Бедин настороженно замолк, остановившись и внимательно слушая говорящего Бальфура. Когда же общий смысл желаний лорда Каэльдара до него дошёл, он неожиданно замахал толстыми ручками, яростно жестикулируя, зашумел на своём тарабарском наречии, отчего Феранор, безо всякого перевода, совершенно ясно понял, что девок им здесь не дадут. Понял это и Каэльдар.

— Что этот надутый бурдюк с навозом нам говорит? Он что-то пытается нам запретить?!

— Он говорит, что в его заведении нет куртизанок. — послушно перевёл варварские «ыр-быры» Бальфур. — Он говорит, что это какие-то… купальни…
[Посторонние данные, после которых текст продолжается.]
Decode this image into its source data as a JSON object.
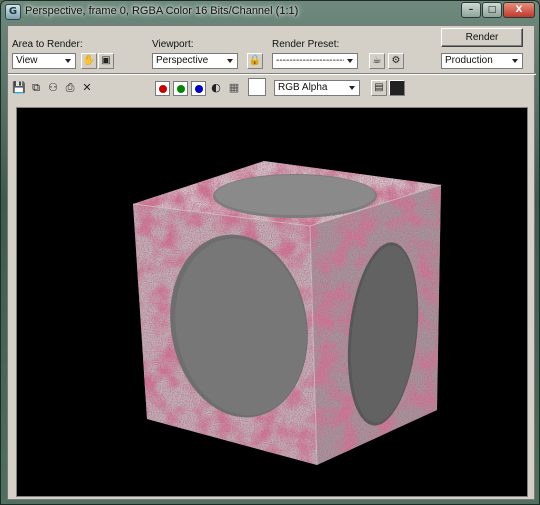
{
  "window": {
    "title": "Perspective, frame 0, RGBA Color 16 Bits/Channel (1:1)",
    "app_icon": "G",
    "controls": {
      "minimize": "–",
      "maximize": "□",
      "close": "X"
    }
  },
  "toolbar": {
    "area_to_render_label": "Area to Render:",
    "area_to_render_value": "View",
    "viewport_label": "Viewport:",
    "viewport_value": "Perspective",
    "render_preset_label": "Render Preset:",
    "render_preset_value": "--------------------------",
    "render_button": "Render",
    "render_mode_value": "Production"
  },
  "channels": {
    "red_color": "#cc0000",
    "green_color": "#008800",
    "blue_color": "#0000cc",
    "display_value": "RGB Alpha"
  },
  "icons": [
    "hand-icon",
    "region-icon",
    "lock-icon",
    "teapot-render-icon",
    "gear-icon",
    "save-icon",
    "copy-icon",
    "clone-icon",
    "print-icon",
    "clear-icon",
    "alpha-toggle-icon",
    "mono-icon",
    "swatch",
    "frame-icon",
    "display-icon"
  ],
  "viewport": {
    "background": "#000000",
    "object": "textured-cube-with-circular-insets"
  }
}
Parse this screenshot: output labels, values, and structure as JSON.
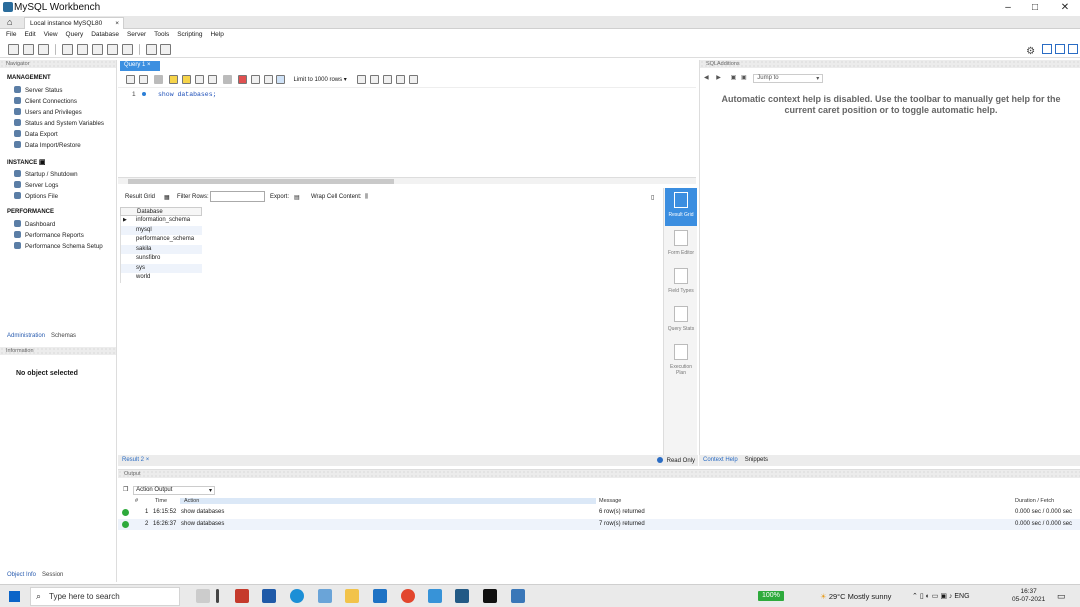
{
  "window": {
    "title": "MySQL Workbench",
    "min": "–",
    "max": "□",
    "close": "✕"
  },
  "connection_tab": {
    "label": "Local instance MySQL80",
    "close": "×"
  },
  "menu": [
    "File",
    "Edit",
    "View",
    "Query",
    "Database",
    "Server",
    "Tools",
    "Scripting",
    "Help"
  ],
  "navigator": {
    "header": "Navigator",
    "management_title": "MANAGEMENT",
    "management": [
      "Server Status",
      "Client Connections",
      "Users and Privileges",
      "Status and System Variables",
      "Data Export",
      "Data Import/Restore"
    ],
    "instance_title": "INSTANCE",
    "instance": [
      "Startup / Shutdown",
      "Server Logs",
      "Options File"
    ],
    "performance_title": "PERFORMANCE",
    "performance": [
      "Dashboard",
      "Performance Reports",
      "Performance Schema Setup"
    ],
    "tabs": [
      "Administration",
      "Schemas"
    ]
  },
  "information": {
    "header": "Information",
    "empty": "No object selected",
    "tabs": [
      "Object Info",
      "Session"
    ]
  },
  "query": {
    "tab_label": "Query 1",
    "tab_close": "×",
    "limit": "Limit to 1000 rows",
    "line_number": "1",
    "sql": "show databases;"
  },
  "result_toolbar": {
    "result_grid": "Result Grid",
    "filter_rows": "Filter Rows:",
    "export": "Export:",
    "wrap": "Wrap Cell Content:"
  },
  "grid": {
    "header": "Database",
    "rows": [
      "information_schema",
      "mysql",
      "performance_schema",
      "sakila",
      "sunsfibro",
      "sys",
      "world"
    ]
  },
  "result_side": [
    "Result Grid",
    "Form Editor",
    "Field Types",
    "Query Stats",
    "Execution Plan"
  ],
  "result_footer": {
    "tab": "Result 2",
    "close": "×",
    "readonly": "Read Only"
  },
  "sql_additions": {
    "header": "SQLAdditions",
    "jump_to": "Jump to",
    "help": "Automatic context help is disabled. Use the toolbar to manually get help for the current caret position or to toggle automatic help.",
    "tabs": [
      "Context Help",
      "Snippets"
    ]
  },
  "output": {
    "header": "Output",
    "selector": "Action Output",
    "columns": {
      "num": "#",
      "time": "Time",
      "action": "Action",
      "message": "Message",
      "duration": "Duration / Fetch"
    },
    "rows": [
      {
        "num": "1",
        "time": "16:15:52",
        "action": "show databases",
        "message": "6 row(s) returned",
        "duration": "0.000 sec / 0.000 sec"
      },
      {
        "num": "2",
        "time": "16:26:37",
        "action": "show databases",
        "message": "7 row(s) returned",
        "duration": "0.000 sec / 0.000 sec"
      }
    ]
  },
  "taskbar": {
    "search_placeholder": "Type here to search",
    "battery": "100%",
    "weather": "29°C  Mostly sunny",
    "lang": "ENG",
    "time": "16:37",
    "date": "05-07-2021"
  },
  "colors": {
    "accent": "#3b8ee0",
    "ok": "#2eaa3c",
    "link": "#2a6cc4"
  }
}
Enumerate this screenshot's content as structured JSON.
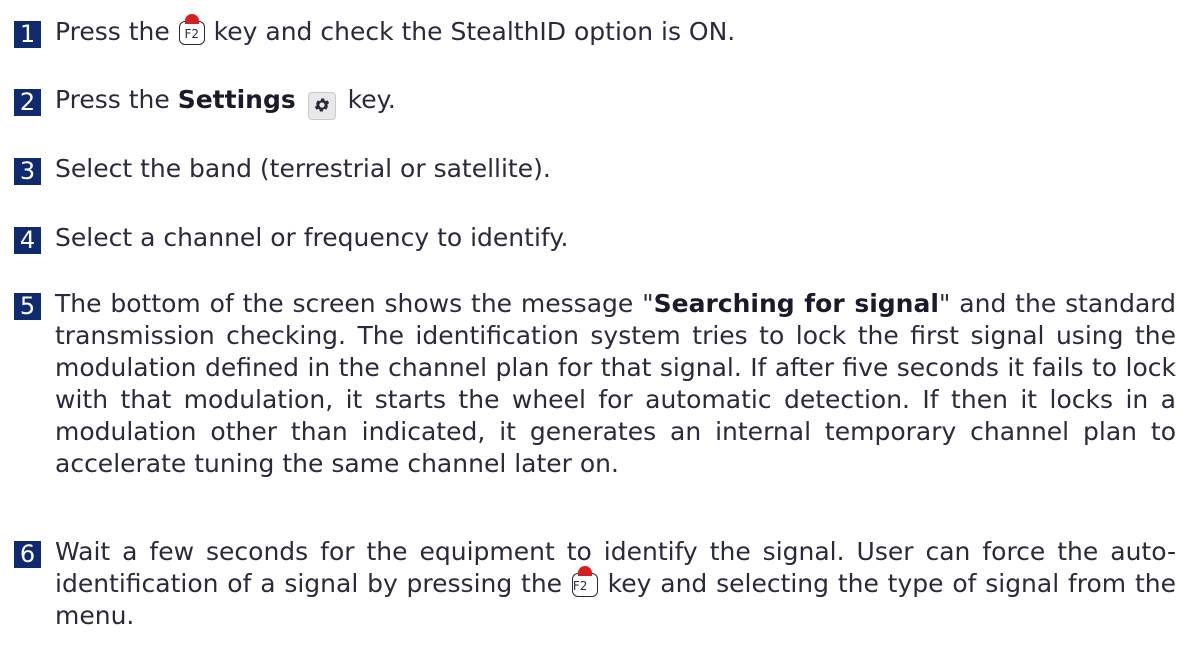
{
  "steps": [
    {
      "number": "1",
      "before": "Press the ",
      "key_label": "F2",
      "after": " key and check the StealthID option is ON."
    },
    {
      "number": "2",
      "before": "Press the ",
      "bold": "Settings",
      "icon": "gear-icon",
      "after": " key."
    },
    {
      "number": "3",
      "text": "Select the band (terrestrial or satellite)."
    },
    {
      "number": "4",
      "text": "Select a channel or frequency to identify."
    },
    {
      "number": "5",
      "before": "The bottom of the screen shows the message \"",
      "bold": "Searching for signal",
      "after": "\" and the standard transmission checking. The identification system tries to lock the first signal using the modulation defined in the channel plan for that signal. If after five seconds it fails to lock with that modulation, it starts the wheel for automatic detection. If then it locks in a modulation other than indicated, it generates an internal temporary channel plan to accelerate tuning the same channel later on."
    },
    {
      "number": "6",
      "before": "Wait a few seconds for the equipment to identify the signal. User can force the auto-identification of a signal by pressing the ",
      "key_label": "F2",
      "after": " key and selecting the type of signal from the menu."
    }
  ],
  "colors": {
    "number_badge_bg": "#0f2a6e",
    "text": "#2a2a3a",
    "key_dot": "#d42020"
  }
}
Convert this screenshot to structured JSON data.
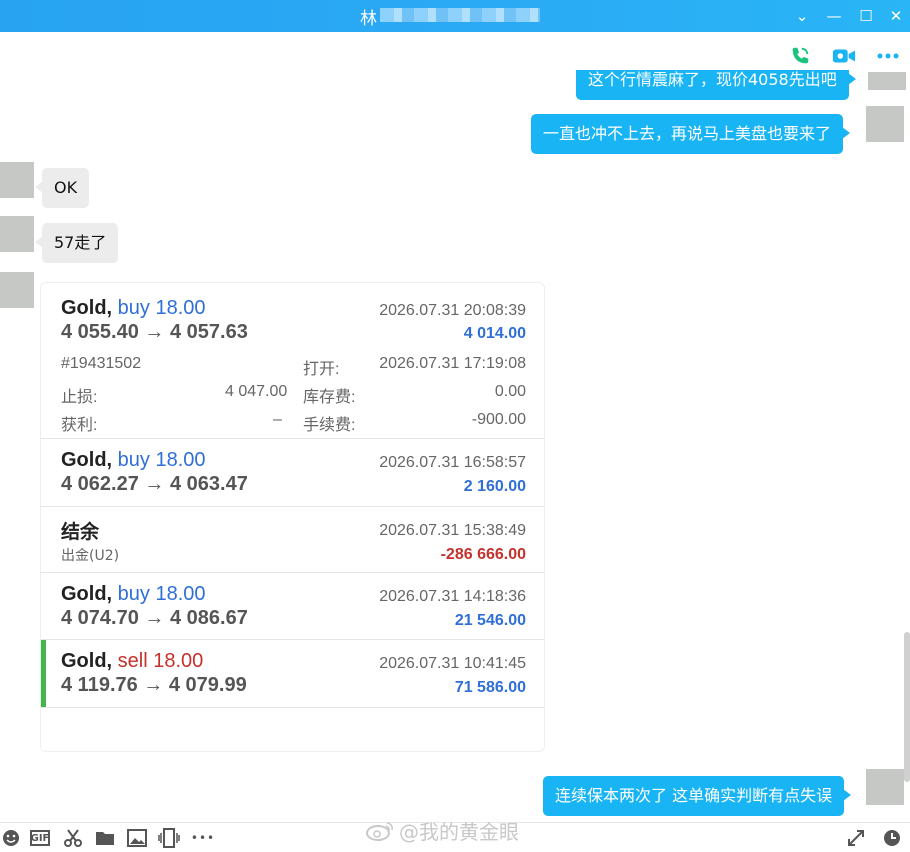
{
  "window": {
    "title": "林",
    "minimize": "—",
    "maximize": "☐",
    "close": "✕",
    "collapse": "⌄"
  },
  "header_icons": [
    "phone-icon",
    "video-call-icon",
    "more-icon"
  ],
  "messages": {
    "m1": "这个行情震麻了，现价4058先出吧",
    "m2": "一直也冲不上去，再说马上美盘也要来了",
    "m3": "OK",
    "m4": "57走了",
    "m5": "连续保本两次了 这单确实判断有点失误"
  },
  "trades": [
    {
      "symbol": "Gold,",
      "action": "buy 18.00",
      "side": "buy",
      "prices": "4 055.40 → 4 057.63",
      "time": "2026.07.31 20:08:39",
      "profit": "4 014.00",
      "ticket": "#19431502",
      "open_label": "打开:",
      "open_time": "2026.07.31 17:19:08",
      "sl_label": "止损:",
      "sl_value": "4 047.00",
      "swap_label": "库存费:",
      "swap_value": "0.00",
      "tp_label": "获利:",
      "tp_value": "–",
      "fee_label": "手续费:",
      "fee_value": "-900.00"
    },
    {
      "symbol": "Gold,",
      "action": "buy 18.00",
      "side": "buy",
      "prices": "4 062.27 → 4 063.47",
      "time": "2026.07.31 16:58:57",
      "profit": "2 160.00"
    },
    {
      "symbol": "结余",
      "subtitle": "出金(U2)",
      "time": "2026.07.31 15:38:49",
      "profit": "-286 666.00"
    },
    {
      "symbol": "Gold,",
      "action": "buy 18.00",
      "side": "buy",
      "prices": "4 074.70 → 4 086.67",
      "time": "2026.07.31 14:18:36",
      "profit": "21 546.00"
    },
    {
      "symbol": "Gold,",
      "action": "sell 18.00",
      "side": "sell",
      "prices": "4 119.76 → 4 079.99",
      "time": "2026.07.31 10:41:45",
      "profit": "71 586.00"
    }
  ],
  "toolbar": {
    "gif": "GIF",
    "more": "•••"
  },
  "watermark": "@我的黄金眼",
  "colors": {
    "accent": "#19b4f3",
    "buy": "#2f6fd6",
    "sell": "#c5322d",
    "sell_marker": "#43b649"
  }
}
— Как это нет?! А… а указатель?! — возмущённо воскликнул Каэльдар, под указателем имея в виду барельеф на плитке мостовой в виде известного мужского органа, указывающего на домик с балдахином.

Уже гораздо позже, пожив в Атраване какое-то время, Феранор узнал, что этот указатель означает просто «мужские купальни», но это будет потом, а пока он отвернулся в сторону, пряча насмешливую улыбку. Увидеть, как сползает с лица «единорога» его надменная маска, сменяясь выражением из смеси обиды, разочарования и удивления — стоило многого. Пару минут Феранор честно вслушивался в чужие и непонятные ему слова, пытаясь по интонации бедина и разговаривающего с ним Бальфура, определить ход спора, но варварский говор оказался слишком мучительным для эльфийских ушей. Поняв, что его голова вот-вот лопнет, Феранор отошёл на несколько шагов от своих спутников, вдыхая полной грудью, медленно остывающий от дневного зноя, вечерний воздух.

— Хей, — тонкая загорелая ладонь легла на запястье эльдара. — Яксыки, кид инкэ ас-дхари? Бень-ал-мра! (Эй, красавчик, ищешь себе райскую деву? Возьми меня!)